Parlons d’euros, comme si la Nature envoyait sa facture
Axylia est parti d’une idée : convertir les émissions de CO2 en euros. Pour établir la facture carbone, Axylia prend en compte l’ensemble des scopes, dans un souci d’exhaustivité et d’intégrité :
– le scope 1 concerne les émissions directes d’une entreprise (combustion de gaz, pétrole…) ;
– le scope 2 rassemble les émissions indirectes d’une entreprise liées à sa combustion d’énergie (consommation d’électricité...) ;
– le scope 3, encore peu réglementé et peu pris en compte, comprend les émissions indirectes d’une entreprise en amont (achat de matières premières...) et en aval (utilisation des produits vendus…).
Valorisée sur la base des estimations du GIEC, chaque tonne de CO2 émise dégrade ainsi le résultat d’exploitation de l’entreprise, pour parvenir à un résultat « ajusté du carbone », comme si la nature avait envoyé sa facture à l’entreprise. Instantané financier, ce stress-test permet de savoir dans quelle mesure le bénéfice de l’entreprise est dépendant de ses émissions de CO2 et de mesurer son risque carbone.
Le Score Carbone® Axylia, de A à F, matérialise alors ce risque carbone. Jusqu’au Score Carbone® C, la « facture carbone » est assumée par son bénéfice ; au-delà, l’entreprise passe en perte. Et, quand une entreprise n’est pas suffisamment transparente pour permettre de mesurer avec fiabilité ses émissions, son score n’est pas calculé.
Calculé en dynamique en intégrant les engagements de réduction des émissions de CO2, le Score indique la transformation que connaîtra l’entreprise et, le cas échéant, les efforts à mener pour que son activité soit réellement responsable.
Pour l’investisseur et l’épargnant, c’est une méthodologie compréhensible sur la viabilité environnementale de l’entreprise.

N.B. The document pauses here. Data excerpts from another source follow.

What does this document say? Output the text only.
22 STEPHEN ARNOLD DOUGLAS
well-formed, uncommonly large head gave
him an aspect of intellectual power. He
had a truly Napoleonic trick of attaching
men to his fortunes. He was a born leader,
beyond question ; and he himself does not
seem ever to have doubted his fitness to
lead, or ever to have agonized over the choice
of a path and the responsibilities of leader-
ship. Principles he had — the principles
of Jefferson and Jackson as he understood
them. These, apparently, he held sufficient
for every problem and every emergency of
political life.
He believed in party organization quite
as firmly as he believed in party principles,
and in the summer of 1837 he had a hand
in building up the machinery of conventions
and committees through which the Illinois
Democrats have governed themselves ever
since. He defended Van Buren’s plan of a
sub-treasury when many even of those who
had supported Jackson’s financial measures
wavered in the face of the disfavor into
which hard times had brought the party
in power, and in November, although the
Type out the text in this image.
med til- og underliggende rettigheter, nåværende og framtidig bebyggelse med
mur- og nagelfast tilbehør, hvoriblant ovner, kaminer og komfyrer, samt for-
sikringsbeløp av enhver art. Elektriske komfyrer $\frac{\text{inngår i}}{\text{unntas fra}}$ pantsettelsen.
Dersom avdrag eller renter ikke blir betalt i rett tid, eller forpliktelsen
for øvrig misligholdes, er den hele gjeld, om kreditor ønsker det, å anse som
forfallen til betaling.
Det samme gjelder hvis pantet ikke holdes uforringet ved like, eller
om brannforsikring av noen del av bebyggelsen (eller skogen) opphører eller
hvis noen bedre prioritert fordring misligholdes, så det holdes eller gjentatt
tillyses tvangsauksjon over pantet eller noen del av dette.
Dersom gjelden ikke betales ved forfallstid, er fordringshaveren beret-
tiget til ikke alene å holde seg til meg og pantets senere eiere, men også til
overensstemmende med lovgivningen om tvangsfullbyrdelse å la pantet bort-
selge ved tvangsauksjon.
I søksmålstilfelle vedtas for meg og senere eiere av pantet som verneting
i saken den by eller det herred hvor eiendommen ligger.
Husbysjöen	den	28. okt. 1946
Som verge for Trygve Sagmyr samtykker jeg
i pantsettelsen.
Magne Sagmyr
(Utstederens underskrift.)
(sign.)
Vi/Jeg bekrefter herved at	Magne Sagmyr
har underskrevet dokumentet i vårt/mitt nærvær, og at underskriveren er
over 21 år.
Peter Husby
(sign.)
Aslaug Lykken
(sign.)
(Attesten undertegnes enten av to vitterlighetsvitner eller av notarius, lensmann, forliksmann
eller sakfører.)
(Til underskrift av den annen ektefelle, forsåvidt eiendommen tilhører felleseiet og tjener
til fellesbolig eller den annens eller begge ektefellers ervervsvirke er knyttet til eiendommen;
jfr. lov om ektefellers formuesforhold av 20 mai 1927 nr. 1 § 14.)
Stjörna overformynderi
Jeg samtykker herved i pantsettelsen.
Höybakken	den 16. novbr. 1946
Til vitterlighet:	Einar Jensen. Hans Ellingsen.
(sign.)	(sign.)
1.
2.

Pour l’entreprise, le score est un stress-test précieux pour évaluer la résistance de son résultat au risque climatique et définir en retour une politique RSE ajustée et crédible.
40 % des entreprises du CAC40 posent problème
Aujourd’hui, près de la moitié des 1 800 milliards d’euros de capitalisation boursière de l’indice CAC40 pose problème, principalement pour des raisons de transparence (15%), essentiellement sur les émissions du scope 3 et pour les banques : parmi elles, BNP Paribas et la Société Générale sont concernées, mais on trouve aussi dans ce périmètre des groupes comme Publicis. Parallèlement, 25 % de la capitalisation ont un Score Carbone négatif (D, E et F). Tel est le cas pour Total, mais également tout le secteur automobile (Renault, Stellantis, Michelin). Carrefour est également sous la moyenne. Il ne faut toutefois pas s'arrêter aux trains qui n'arrivent pas à l'heure : sur l'ensemble du périmètre du CAC 40, 50 % est classé en A, score revu à la hausse si l'on se focalisé aux seules sociétés notées..
Partant de ces notations, Axylia a calculé un indice boursier, le Vérité40. Par méthodologie, il n’inclut que des Scores Carbone « positifs » de A, B ou C. En réalité, les C sont ultra-minoritaires, représentés seulement par deux titres : Air Liquide et Danone, ce dernier ayant mis en place un indicateur intégré « vert » (le bénéfice par action ajusté du carbone. Sur le périmètre du Vérité 40, les émissions de CO2 sont réduites de 80 %, soit un progrès considérable par rapport aux -15 % d’une notation ESG, utilisée par la très large majorité des fonds ISR. À première vue, la performance boursière n’est pas impactée négativement : +11 % contre -2 % pour l’indice CAC40 en 2020. Nous avons le projet de lancer un fonds de placement investi sur ce gisement.